Desync Search Documentation
Overview
Desync Search is a next-generation Python library engineered for fast, stealthy, and scalable web data extraction. It combines low-detectability techniques, massive concurrency, and ease of integration to deliver the best performance and pricing in the market.
Key Features:
-
Stealth Mode:
Operates with minimal detection, even on pages protected against bot traffic.
-
Massive Concurrency:
Supports up to 50,000 concurrent operations, with any additional requests automatically queued.
-
Minimal Integration:
Start using Desync Search in just three lines of code:
import desync_search
client = desync_search.DesyncClient(user_api_key="YOUR_API_KEY")
result = client.search("https://example.com")
-
Best-in-Class Pricing:
Enjoy highly competitive pricing that offers exceptional value for high-volume operations.
-
Low Latency:
Experience quick response times and efficient data extraction with consistently low latency.
Installation & Setup
1. Installing the Library
To install Desync Search via pip, run:
pip install desync_search
2. Setting Up Your API Key
Desync Search uses your API key to authenticate requests. The DesyncClient
automatically checks for an environment variable named DESYNC_API_KEY
if you don't pass the key directly. This ensures secure and convenient usage.
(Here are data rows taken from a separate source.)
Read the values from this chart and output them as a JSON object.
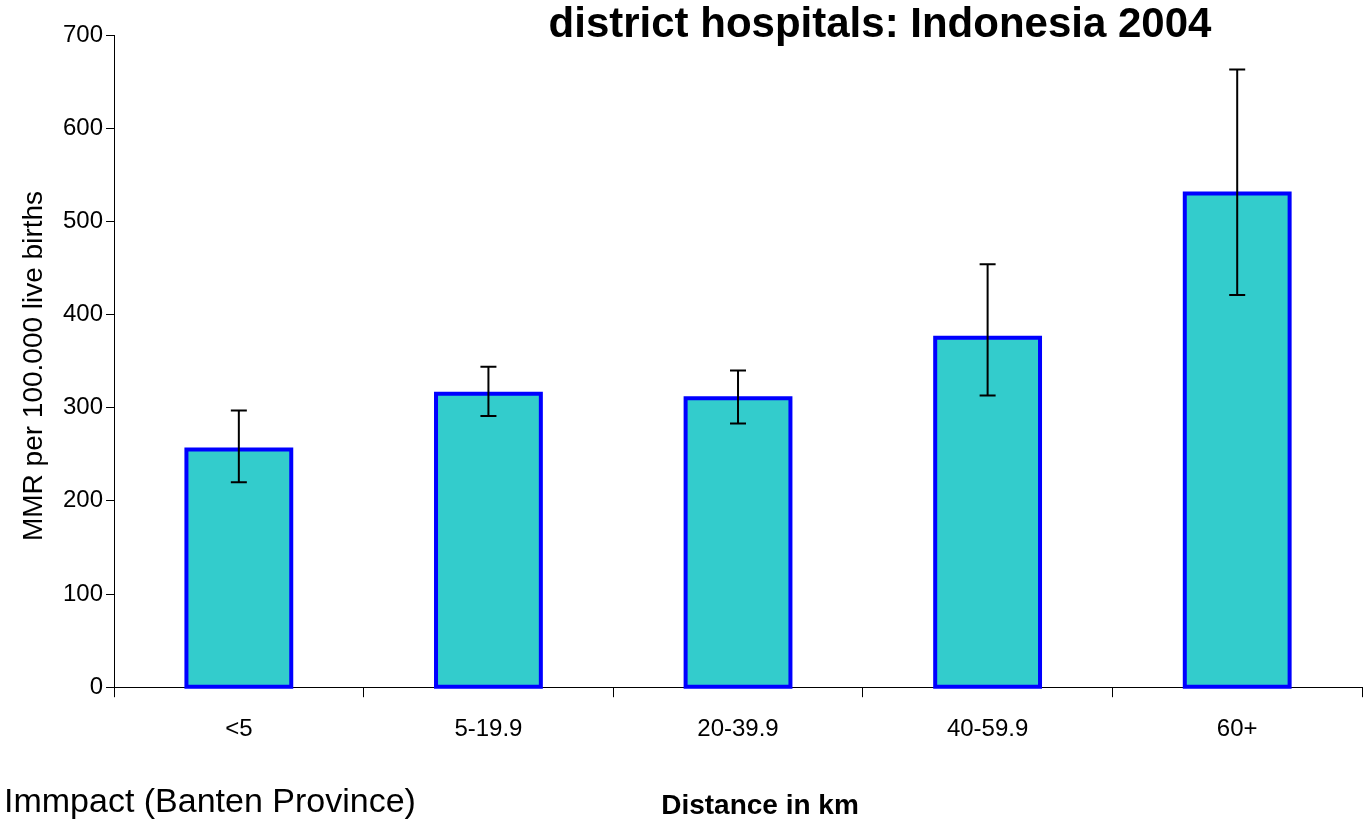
{
  "chart_data": {
    "type": "bar",
    "title": "district hospitals: Indonesia 2004",
    "xlabel": "Distance in km",
    "ylabel": "MMR per 100.000 live births",
    "categories": [
      "<5",
      "5-19.9",
      "20-39.9",
      "40-59.9",
      "60+"
    ],
    "values": [
      255,
      315,
      310,
      375,
      530
    ],
    "color": "#33cccc",
    "errors": [
      [
        220,
        297
      ],
      [
        291,
        344
      ],
      [
        283,
        340
      ],
      [
        313,
        454
      ],
      [
        421,
        663
      ]
    ],
    "ylim": [
      0,
      700
    ],
    "yticks": [
      0,
      100,
      200,
      300,
      400,
      500,
      600,
      700
    ],
    "grid": false,
    "annotations": [
      "Immpact (Banten Province)"
    ]
  }
}
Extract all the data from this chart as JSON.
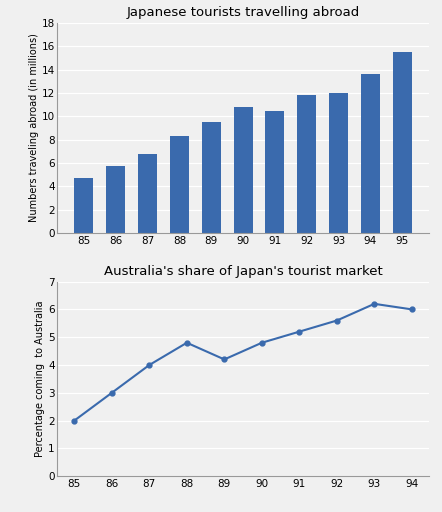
{
  "bar_years": [
    85,
    86,
    87,
    88,
    89,
    90,
    91,
    92,
    93,
    94,
    95
  ],
  "bar_values": [
    4.7,
    5.7,
    6.8,
    8.3,
    9.5,
    10.8,
    10.5,
    11.8,
    12.0,
    13.6,
    15.5
  ],
  "bar_color": "#3a6aad",
  "bar_title": "Japanese tourists travelling abroad",
  "bar_ylabel": "Numbers traveling abroad (in millions)",
  "bar_ylim": [
    0,
    18
  ],
  "bar_yticks": [
    0,
    2,
    4,
    6,
    8,
    10,
    12,
    14,
    16,
    18
  ],
  "line_years": [
    85,
    86,
    87,
    88,
    89,
    90,
    91,
    92,
    93,
    94
  ],
  "line_values": [
    2.0,
    3.0,
    4.0,
    4.8,
    4.2,
    4.8,
    5.2,
    5.6,
    6.2,
    6.0
  ],
  "line_color": "#3a6aad",
  "line_title": "Australia's share of Japan's tourist market",
  "line_ylabel": "Percentage coming  to Australia",
  "line_ylim": [
    0,
    7
  ],
  "line_yticks": [
    0,
    1,
    2,
    3,
    4,
    5,
    6,
    7
  ],
  "bg_color": "#f0f0f0",
  "plot_bg": "#f0f0f0",
  "grid_color": "#ffffff",
  "tick_label_size": 7.5,
  "title_fontsize": 9.5,
  "ylabel_fontsize": 7
}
Setting the Environment Variable
- Unix/Linux/MacOS (bash):
export DESYNC_API_KEY="your_api_key_here"
- Windows (Command Prompt):
set DESYNC_API_KEY=your_api_key_here
- Windows (PowerShell):
$env:DESYNC_API_KEY="your_api_key_here"
3. Initializing the Client
Once your API key is set, you can initialize the client without specifying the API key:
from desync_search import DesyncClient
client = DesyncClient()
Alternatively, you can pass a different API key directly:
client = DesyncClient(user_api_key="your_api_key_here")
Quickstart
Below are ready-to-run code examples that demonstrate the core features of Desync Search. Simply copy these snippets into your IDE, update your API key if necessary (or set it in your environment), and run!
1. Performing a Single Search
What It Does:
Searches a single URL and returns detailed page data—including the URL, links, and content length—packaged in a PageData
object.
from desync_search import DesyncClient
client = DesyncClient()
target_url = "https://example.com"
result = client.search(target_url)
print("URL:", result.url)
print("Internal Links:", len(result.internal_links))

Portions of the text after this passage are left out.